# Single-source shortest paths with even weight

I need help to find an algorithm that calculates the single-source shortest paths in a graph, with an extra condition that the weight of the path has to be even. In another words, we have to find the shortest way with the minimum even weight.

I'd like to have some ideas how we solve this.

Thanks.

• Hint, two problems are easier than one problem sometimes. Consider also calculating the SSSP with odd weight at the same time. – Apass.Jack May 17 at 13:34
• @Apass.Jack Thank you. So if I understood you, now having in hand odd and even shortest way, for every new edge, if it's odd I modify the even shortest path I have in hand and if it's even I modify the odd? And at last I return the even? – Sama Assi May 17 at 13:55

Forget the even-length requirement for a moment and consider how something like Dijkstra's algorithm works. As the algorithm progresses, you have essentially two types of vertex: the ones for which you've already figured out the shortest path, and the ones for which you only have an upper bound (i.e., the shortest path you've seen to that vertex so far).

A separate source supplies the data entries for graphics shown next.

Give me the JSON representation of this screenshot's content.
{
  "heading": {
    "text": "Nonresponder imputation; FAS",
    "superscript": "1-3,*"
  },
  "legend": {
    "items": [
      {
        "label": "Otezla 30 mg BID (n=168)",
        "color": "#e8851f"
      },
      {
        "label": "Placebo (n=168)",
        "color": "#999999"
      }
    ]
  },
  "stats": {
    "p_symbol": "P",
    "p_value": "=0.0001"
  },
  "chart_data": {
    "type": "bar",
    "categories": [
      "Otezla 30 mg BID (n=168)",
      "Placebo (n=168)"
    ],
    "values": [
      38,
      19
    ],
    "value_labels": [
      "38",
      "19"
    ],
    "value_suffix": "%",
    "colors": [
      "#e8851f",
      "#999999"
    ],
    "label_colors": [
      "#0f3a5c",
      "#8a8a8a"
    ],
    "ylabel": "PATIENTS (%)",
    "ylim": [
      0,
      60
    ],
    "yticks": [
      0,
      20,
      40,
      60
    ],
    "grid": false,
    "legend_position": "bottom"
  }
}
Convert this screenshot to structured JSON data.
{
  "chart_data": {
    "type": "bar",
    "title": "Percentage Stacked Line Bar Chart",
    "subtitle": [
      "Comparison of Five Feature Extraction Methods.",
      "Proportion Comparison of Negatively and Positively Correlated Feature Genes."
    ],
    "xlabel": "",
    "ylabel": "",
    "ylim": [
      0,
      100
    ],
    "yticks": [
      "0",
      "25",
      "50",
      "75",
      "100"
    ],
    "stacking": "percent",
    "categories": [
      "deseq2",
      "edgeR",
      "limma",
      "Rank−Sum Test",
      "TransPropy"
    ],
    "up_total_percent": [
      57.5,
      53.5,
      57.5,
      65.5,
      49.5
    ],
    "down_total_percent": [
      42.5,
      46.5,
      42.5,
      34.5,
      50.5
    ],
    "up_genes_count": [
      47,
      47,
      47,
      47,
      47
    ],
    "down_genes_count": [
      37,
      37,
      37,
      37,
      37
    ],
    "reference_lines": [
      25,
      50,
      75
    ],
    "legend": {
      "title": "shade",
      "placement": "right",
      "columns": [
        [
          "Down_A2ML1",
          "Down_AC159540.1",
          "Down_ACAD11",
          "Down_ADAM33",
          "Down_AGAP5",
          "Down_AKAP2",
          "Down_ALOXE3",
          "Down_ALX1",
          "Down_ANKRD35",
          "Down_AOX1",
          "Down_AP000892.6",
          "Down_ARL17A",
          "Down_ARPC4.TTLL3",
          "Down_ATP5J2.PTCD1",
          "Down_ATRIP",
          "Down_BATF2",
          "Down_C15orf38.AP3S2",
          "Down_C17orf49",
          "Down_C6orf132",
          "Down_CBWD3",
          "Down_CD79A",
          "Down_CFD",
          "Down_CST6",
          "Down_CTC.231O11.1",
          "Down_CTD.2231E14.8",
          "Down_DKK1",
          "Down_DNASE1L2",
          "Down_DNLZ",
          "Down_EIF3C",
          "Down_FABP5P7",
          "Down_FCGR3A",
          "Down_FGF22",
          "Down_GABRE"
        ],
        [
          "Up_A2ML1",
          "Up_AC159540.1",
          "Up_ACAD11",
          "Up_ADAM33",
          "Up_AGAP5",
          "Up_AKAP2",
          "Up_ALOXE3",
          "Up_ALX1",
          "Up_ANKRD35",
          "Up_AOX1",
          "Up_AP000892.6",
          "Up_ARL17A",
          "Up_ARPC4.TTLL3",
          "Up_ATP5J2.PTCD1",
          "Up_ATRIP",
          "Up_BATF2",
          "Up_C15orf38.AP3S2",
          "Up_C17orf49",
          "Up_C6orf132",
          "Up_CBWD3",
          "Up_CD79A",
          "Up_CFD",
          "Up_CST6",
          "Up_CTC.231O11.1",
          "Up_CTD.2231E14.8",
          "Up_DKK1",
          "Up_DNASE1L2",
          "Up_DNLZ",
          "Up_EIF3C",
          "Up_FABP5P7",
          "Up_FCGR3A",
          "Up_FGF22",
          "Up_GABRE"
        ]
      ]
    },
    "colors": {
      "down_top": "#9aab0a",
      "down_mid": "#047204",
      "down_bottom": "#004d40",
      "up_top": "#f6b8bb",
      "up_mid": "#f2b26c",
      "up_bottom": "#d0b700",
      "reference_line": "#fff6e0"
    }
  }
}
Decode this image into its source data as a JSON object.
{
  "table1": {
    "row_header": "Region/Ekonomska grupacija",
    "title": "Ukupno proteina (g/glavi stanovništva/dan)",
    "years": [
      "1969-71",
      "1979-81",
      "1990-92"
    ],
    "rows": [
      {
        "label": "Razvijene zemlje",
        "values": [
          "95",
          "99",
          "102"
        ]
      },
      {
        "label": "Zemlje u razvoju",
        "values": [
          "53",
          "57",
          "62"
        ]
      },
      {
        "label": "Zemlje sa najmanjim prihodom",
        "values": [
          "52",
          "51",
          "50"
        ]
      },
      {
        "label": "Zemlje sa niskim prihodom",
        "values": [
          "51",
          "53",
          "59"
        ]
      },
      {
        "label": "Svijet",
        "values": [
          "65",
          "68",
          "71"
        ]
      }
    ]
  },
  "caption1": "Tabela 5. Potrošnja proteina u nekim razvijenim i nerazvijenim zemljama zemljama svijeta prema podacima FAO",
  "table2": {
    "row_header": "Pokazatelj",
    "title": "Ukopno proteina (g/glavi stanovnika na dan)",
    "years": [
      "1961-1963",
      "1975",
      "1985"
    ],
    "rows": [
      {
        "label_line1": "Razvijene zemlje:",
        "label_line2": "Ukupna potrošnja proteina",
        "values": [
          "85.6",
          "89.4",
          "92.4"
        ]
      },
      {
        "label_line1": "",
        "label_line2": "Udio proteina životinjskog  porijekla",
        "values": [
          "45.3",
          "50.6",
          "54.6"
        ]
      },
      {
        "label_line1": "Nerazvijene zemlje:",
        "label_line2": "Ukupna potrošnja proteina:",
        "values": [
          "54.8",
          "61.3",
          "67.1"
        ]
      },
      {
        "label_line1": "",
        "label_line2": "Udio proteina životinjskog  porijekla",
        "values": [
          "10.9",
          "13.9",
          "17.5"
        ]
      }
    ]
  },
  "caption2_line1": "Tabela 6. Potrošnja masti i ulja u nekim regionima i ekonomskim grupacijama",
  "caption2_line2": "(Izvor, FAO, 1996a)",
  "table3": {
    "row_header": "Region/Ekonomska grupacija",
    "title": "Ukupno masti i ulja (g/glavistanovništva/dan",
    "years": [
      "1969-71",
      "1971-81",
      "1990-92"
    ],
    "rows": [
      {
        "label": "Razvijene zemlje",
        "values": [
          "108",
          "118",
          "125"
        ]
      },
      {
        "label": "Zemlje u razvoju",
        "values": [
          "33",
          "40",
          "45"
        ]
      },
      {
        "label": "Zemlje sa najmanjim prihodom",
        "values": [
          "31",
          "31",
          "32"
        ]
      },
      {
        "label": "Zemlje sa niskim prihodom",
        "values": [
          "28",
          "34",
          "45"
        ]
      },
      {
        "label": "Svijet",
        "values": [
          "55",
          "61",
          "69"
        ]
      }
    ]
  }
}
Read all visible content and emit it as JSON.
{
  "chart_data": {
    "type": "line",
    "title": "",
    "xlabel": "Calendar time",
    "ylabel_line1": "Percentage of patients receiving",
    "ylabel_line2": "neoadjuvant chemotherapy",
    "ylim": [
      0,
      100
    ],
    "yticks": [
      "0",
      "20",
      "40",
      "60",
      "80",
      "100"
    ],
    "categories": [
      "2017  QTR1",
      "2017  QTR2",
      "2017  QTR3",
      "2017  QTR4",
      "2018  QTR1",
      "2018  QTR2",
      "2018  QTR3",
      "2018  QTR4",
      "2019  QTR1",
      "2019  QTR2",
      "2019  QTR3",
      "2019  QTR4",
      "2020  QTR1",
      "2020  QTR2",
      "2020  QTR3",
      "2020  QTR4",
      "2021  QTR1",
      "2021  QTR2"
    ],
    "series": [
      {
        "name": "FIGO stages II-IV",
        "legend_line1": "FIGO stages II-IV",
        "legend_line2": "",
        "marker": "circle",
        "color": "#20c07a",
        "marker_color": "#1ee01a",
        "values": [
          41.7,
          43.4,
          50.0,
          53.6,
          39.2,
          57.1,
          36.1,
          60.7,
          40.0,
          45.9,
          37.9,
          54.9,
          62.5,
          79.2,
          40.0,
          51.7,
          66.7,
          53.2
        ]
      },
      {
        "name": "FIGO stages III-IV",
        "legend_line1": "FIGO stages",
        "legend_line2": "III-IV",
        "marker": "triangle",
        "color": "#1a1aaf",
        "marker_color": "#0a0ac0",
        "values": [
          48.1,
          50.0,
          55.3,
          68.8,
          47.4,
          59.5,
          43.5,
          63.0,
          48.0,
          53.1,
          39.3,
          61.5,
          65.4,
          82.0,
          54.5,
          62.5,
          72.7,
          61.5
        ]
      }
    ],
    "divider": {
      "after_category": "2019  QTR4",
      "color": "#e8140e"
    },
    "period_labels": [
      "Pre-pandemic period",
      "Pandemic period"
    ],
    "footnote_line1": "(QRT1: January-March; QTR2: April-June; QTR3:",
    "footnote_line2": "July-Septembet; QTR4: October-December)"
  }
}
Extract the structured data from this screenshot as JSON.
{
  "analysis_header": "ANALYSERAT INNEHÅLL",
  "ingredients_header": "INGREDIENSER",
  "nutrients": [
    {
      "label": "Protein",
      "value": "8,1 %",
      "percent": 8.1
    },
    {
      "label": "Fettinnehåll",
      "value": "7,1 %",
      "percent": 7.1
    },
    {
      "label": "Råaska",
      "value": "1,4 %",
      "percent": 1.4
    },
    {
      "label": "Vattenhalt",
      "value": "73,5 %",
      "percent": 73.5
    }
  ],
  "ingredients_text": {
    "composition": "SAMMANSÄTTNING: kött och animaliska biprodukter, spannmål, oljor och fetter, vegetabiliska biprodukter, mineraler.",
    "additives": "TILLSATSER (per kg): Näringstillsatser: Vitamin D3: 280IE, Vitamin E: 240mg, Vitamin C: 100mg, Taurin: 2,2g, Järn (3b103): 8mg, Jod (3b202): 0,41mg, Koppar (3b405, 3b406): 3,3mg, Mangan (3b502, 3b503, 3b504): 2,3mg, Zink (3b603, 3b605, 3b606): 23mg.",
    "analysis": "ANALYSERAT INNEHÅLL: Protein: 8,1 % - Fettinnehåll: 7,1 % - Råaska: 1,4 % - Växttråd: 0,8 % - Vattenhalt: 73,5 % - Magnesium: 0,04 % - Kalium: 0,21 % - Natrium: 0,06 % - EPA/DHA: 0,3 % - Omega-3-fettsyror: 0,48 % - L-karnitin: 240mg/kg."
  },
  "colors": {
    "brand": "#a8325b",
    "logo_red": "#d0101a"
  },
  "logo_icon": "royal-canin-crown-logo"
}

Modify it so there are three types of vertex: ones for which you've figured out the shortest even-length path, ones for which you've figured out the shortest path but it was odd, and ones for which you only have an upper bound for the shortest path and shortest even path.

• Thank you. So if I understood you, now having in hand odd and even shortest way, for every new edge, if it's odd I modify the even shortest path I have in hand and if it's even I modify the odd? And at last I return the even? – Sama Assi May 17 at 13:55
• Actually, both. Suppose there's an edge $xy$ of weight $1$ and you know the shortest odd and even paths to $x$. Then the even path plus $xy$ is an odd path to $y$, and the odd path plus $xy$ is an even path. – David Richerby May 17 at 14:10
• And what happens in case that there are no such path? (even weight path)? How can I tell? – Sama Assi May 17 at 14:17
• You'll probably end up with the "shortest" path having length $\infty$ in that case. – David Richerby May 17 at 14:18
• But in this case (for every edge we edit both odd and even path's weights), we can end up with a value at the even path but it's not valid. How would we know it's not valid and we have to return ∞? – Sama Assi May 17 at 14:24

Another solution that doesn't require modifying the algorithm (so you can do it with an off-the-shelf implementation):

Have two copies of the graph, one called even the other called odd. The idea is that when the total path-length so far is even/odd, you'll be in the even/odd graphs respectively. Then you only need to consider the start/end nodes on the even graph.

You can do this by removing the odd-length edges from both graphs, and replacing them with equivalent edges that criss-cross graphs. This works because adding an odd number swaps parity, while adding an even number keeps the same parity.